Книга История древней Японии, страница 98. Автор книги Александр Мещеряков, Максим Грачев

Разделитель для чтения книг в онлайн библиотеке

Онлайн книга «История древней Японии»

Cтраница 98

С одной стороны, море отъединяет одну культуру от другой, а с другой — служит проводящей информационной средой. Применительно к Японии исторический парадокс заключается в том, что оно было проводником информации (если посмотреть на дело с макроисторической точки зрения) только в одном направлении: с материка — в Японию. Не существует никаких данных о переселении сколько-нибудь значительных групп «японцев» на континент. В то же самое время насчитывается, по крайней мере, три достаточно крупных «волны» переселенцев с Корейского полуострова на архипелаг. Каждая из них способствовала кардинальным переменам в культурной, хозяйственной и государственной жизни обитателей Японии.

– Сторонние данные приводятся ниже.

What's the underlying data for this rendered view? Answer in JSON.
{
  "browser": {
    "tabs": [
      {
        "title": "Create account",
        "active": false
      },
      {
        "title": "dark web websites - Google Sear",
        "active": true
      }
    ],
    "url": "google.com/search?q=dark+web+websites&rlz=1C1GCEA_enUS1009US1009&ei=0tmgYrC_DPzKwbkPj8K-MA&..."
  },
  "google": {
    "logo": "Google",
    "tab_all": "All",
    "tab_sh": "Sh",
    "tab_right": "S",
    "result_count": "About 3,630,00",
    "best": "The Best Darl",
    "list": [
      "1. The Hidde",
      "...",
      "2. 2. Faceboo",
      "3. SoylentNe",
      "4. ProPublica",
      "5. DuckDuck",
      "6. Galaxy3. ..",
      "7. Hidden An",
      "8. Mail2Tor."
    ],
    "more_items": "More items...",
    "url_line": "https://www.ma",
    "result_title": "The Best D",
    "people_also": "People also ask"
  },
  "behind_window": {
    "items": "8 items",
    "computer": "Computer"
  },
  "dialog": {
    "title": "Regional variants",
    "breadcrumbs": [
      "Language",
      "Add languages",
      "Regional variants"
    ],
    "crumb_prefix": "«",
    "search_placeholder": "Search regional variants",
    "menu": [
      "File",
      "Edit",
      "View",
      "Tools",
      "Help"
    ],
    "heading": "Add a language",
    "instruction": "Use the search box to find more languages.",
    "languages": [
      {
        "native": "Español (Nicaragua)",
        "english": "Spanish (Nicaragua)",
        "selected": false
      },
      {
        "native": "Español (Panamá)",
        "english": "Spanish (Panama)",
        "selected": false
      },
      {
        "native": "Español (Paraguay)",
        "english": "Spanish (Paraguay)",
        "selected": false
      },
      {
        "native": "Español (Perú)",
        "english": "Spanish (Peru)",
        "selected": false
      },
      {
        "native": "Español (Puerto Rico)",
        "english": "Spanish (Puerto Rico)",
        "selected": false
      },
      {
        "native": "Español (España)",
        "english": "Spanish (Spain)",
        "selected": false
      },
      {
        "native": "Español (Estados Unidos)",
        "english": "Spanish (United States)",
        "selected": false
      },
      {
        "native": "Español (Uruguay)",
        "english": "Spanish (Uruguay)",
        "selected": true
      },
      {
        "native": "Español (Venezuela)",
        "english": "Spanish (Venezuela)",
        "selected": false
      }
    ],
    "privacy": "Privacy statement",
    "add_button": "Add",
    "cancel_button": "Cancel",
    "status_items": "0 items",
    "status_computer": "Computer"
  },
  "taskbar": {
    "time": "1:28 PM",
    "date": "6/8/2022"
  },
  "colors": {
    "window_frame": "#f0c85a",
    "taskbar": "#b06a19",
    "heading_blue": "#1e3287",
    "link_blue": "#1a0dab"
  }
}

1. Переселенцы III в. до н. э. — III в. н. э. В результате их взаимодействия с местным населением сформировалась «культура яёй».

2. Переселенцы второй половины V — начала VI в. — отток населения из государства Пэкче, теснимого Силла и Когурё (начало распространения буддизма и письменности в Ямато).

3. Переселенцы второй половины VII в. из Пэкче и Когурё, завоеванных Силла (формирование «государства рицурё»).


Так, значительная часть населения исторической Японии была образована выходцами с материка, а сама древнеяпонская культура формировалась при непосредственном участии переселенцев, которые сумели преодолеть водный барьер, причем массовость процесса переселения указывает, что преграда эта не выглядела чрезмерной (следует, правда, иметь в виду, что поток переселенцев был направлен по наиболее короткому и легкопреодолимому маршруту — через острова Ики и Цусима в Корейском проливе).

Тем не менее, остается фактом неумение (а скорее — нежелание) японцев более позднего времени (под «японцами» мы понимаем в данном случае весь комплекс социально-государственного организма) строить быстроходные и надежные корабли, приспособленные для плавания в открытом море. Вплоть до начала интенсивных контактов с европейцами в XIX в. японцы не выучились (не хотели выучиться!) серьезному мореплаванию, а их «суда» представляли собой, как правило, долбленки, сделанные из одного бревна, размером которого и лимитировался размер судна, предназначенного по преимуществу к плаванию лишь в прибрежных водах.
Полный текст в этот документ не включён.